Catherine Wolfe
- Full name: Catherine E. Wolf
- Country (sports): United States
- Born: August 23, 1908 United States
- Died: July 20, 1969 (aged 60) United States
- Turned pro: 1929 (amateur tour)
- Retired: 1944

Singles

Grand Slam singles results
- US Open: 3R (1936, 1943)

= Catherine Wolf =

American tennis player (1908–1969)

Catherine E. Wolf (August 23, 1908 – July 20, 1969) was an American amateur tennis player in the 1920s and 1930s. She was born in Jasper, Missouri.

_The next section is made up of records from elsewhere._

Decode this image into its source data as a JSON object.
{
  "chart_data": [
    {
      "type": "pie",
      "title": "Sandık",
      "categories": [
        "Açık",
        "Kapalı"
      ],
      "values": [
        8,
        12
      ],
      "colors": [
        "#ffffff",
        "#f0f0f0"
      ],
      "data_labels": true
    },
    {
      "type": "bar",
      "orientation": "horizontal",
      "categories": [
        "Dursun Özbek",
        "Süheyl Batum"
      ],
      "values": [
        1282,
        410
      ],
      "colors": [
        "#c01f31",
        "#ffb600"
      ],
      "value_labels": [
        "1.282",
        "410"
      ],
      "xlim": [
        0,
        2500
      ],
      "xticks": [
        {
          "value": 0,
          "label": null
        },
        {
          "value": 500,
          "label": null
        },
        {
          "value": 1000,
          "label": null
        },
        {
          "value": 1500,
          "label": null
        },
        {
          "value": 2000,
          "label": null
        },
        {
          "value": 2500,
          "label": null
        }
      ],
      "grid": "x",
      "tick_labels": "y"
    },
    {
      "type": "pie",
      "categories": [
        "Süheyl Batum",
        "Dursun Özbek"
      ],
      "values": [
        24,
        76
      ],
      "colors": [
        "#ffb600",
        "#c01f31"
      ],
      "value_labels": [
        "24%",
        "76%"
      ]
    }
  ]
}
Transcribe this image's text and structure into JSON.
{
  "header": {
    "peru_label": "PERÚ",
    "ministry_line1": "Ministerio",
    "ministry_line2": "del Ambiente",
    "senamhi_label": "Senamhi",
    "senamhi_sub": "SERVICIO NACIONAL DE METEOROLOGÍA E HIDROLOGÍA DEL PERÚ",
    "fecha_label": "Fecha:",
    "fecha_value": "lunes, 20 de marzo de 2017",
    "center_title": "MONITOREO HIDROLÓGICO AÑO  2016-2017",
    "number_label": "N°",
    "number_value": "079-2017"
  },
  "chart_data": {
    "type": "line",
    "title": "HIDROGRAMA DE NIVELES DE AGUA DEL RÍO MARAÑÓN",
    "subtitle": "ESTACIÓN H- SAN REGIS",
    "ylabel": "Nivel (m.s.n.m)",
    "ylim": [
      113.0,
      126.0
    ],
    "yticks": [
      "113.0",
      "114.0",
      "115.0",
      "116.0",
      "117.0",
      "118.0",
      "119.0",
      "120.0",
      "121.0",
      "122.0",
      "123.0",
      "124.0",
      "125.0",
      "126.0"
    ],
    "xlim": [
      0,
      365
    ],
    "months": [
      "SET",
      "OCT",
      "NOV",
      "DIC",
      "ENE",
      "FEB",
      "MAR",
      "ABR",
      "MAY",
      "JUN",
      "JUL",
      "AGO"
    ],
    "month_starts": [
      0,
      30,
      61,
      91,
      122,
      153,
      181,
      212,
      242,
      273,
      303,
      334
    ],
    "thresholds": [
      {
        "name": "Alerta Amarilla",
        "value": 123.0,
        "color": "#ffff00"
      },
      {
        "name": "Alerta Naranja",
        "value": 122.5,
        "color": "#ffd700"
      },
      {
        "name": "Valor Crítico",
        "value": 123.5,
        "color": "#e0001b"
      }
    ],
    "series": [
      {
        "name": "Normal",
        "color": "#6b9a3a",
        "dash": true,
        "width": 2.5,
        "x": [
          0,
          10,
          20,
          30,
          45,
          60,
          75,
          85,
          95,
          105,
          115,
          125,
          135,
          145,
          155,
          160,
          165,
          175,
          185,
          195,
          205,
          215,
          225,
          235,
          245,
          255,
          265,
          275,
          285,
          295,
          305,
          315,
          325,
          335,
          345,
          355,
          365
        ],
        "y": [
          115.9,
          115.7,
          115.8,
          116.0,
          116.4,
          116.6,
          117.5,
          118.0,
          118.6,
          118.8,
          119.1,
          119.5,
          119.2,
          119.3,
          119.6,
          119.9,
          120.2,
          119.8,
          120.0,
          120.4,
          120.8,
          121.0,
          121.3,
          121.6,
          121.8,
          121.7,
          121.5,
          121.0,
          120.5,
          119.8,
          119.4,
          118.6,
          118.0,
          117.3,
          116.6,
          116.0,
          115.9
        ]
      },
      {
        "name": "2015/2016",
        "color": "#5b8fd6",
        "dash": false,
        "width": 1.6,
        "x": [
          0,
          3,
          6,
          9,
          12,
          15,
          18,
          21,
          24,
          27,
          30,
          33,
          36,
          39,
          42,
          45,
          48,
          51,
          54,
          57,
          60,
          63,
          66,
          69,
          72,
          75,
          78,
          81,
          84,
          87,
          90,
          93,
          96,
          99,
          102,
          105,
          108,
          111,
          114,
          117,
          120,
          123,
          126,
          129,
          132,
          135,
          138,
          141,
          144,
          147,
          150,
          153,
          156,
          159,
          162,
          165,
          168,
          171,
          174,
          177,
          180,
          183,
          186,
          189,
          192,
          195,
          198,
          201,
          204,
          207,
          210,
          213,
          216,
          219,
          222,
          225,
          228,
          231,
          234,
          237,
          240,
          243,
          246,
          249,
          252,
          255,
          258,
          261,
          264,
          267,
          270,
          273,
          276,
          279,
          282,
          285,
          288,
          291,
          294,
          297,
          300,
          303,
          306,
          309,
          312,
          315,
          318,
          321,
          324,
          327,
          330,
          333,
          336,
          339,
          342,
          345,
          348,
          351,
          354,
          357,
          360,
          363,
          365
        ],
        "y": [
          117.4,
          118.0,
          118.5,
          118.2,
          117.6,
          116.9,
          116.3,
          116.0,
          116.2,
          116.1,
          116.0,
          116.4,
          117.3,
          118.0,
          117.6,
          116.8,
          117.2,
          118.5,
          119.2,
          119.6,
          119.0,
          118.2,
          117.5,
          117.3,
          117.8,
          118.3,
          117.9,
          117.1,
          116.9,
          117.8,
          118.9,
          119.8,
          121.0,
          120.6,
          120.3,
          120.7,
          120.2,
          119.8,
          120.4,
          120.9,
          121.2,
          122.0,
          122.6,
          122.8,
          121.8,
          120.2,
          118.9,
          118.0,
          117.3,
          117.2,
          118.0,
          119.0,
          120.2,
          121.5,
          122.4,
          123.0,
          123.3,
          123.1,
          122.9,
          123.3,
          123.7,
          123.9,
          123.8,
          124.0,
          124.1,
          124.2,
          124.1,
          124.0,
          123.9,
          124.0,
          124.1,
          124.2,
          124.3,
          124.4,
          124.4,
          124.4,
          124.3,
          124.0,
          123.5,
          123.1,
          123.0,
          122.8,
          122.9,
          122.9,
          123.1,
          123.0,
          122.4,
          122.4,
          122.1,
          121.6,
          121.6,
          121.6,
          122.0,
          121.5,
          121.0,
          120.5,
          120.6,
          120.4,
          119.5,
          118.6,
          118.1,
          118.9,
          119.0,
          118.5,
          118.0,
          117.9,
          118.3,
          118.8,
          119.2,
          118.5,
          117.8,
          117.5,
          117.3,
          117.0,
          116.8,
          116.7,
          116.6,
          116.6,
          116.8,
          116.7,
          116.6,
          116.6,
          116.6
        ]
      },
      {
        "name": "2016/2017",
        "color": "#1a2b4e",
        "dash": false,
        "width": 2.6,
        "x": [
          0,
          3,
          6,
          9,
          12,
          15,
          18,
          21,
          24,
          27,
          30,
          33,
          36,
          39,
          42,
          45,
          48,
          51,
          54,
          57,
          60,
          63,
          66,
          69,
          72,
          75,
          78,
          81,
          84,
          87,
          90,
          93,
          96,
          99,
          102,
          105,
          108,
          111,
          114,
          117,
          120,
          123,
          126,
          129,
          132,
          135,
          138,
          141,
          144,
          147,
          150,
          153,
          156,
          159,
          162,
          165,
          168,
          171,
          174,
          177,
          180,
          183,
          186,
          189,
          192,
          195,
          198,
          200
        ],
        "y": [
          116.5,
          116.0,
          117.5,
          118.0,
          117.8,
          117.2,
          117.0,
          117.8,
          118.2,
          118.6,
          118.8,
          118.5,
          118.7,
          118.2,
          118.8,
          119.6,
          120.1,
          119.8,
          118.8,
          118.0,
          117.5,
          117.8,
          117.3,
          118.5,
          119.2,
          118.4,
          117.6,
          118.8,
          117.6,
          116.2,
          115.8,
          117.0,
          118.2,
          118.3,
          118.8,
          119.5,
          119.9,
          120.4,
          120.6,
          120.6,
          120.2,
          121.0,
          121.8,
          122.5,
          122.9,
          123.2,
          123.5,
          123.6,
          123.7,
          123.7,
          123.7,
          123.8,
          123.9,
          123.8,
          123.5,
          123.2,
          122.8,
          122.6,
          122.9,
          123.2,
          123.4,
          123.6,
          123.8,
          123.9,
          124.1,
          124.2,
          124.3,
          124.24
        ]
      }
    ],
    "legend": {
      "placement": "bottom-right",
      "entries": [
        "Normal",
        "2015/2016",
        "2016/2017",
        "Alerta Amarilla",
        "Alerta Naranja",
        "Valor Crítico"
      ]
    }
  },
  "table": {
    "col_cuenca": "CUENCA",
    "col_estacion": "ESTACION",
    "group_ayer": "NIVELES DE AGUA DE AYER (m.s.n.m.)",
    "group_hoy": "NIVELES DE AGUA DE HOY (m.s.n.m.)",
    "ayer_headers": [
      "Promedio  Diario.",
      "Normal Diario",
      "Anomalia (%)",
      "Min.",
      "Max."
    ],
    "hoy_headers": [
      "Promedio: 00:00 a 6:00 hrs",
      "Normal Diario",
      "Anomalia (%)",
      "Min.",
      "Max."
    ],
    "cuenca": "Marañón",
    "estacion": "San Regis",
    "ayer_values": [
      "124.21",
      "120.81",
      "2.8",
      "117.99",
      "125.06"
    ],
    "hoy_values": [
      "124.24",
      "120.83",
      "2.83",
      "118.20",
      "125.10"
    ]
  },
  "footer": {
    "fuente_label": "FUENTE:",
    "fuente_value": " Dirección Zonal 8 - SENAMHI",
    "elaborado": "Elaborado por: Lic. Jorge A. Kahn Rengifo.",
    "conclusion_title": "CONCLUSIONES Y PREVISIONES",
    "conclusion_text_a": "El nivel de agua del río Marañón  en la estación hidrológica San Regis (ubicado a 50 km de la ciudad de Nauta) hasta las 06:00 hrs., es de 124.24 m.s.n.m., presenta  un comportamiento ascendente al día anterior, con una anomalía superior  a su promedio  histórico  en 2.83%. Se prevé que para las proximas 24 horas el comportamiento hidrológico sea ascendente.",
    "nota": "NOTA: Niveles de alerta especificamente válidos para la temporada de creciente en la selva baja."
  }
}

Wolf was ranked the number 10 women's tennis player in the United States in 1934 and 1935.

==Career==
In 1929 at the Michigan State Championship, Wolf won the doubles title, and she was a singles finalist. In 1930, she won the singles titles at the Western Championships and the Illinois State Championship, and she was a doubles finalist (with Eugenie Sampson) in the doubles of the Western Championship.

In 1931, Wolf won the singles title at the Western States Championships. She also was the singles finalist in the Western States Indoor Championships in 1932 and 1934.

At the Tri-State Championships in Cincinnati, Wolf made eight appearances in the finals, winning five titles. She won the singles and doubles titles in 1942 and 1939, and she won the doubles title in 1936. Wolf reached the singles and doubles finals in 1943 and the mixed doubles final in 1942.

Wolf was a teacher who taught in South Bend, Indiana schools, teaching health and physical education. She died of a heart attack while playing tennis in South Bend on July 20, 1969, at age 60.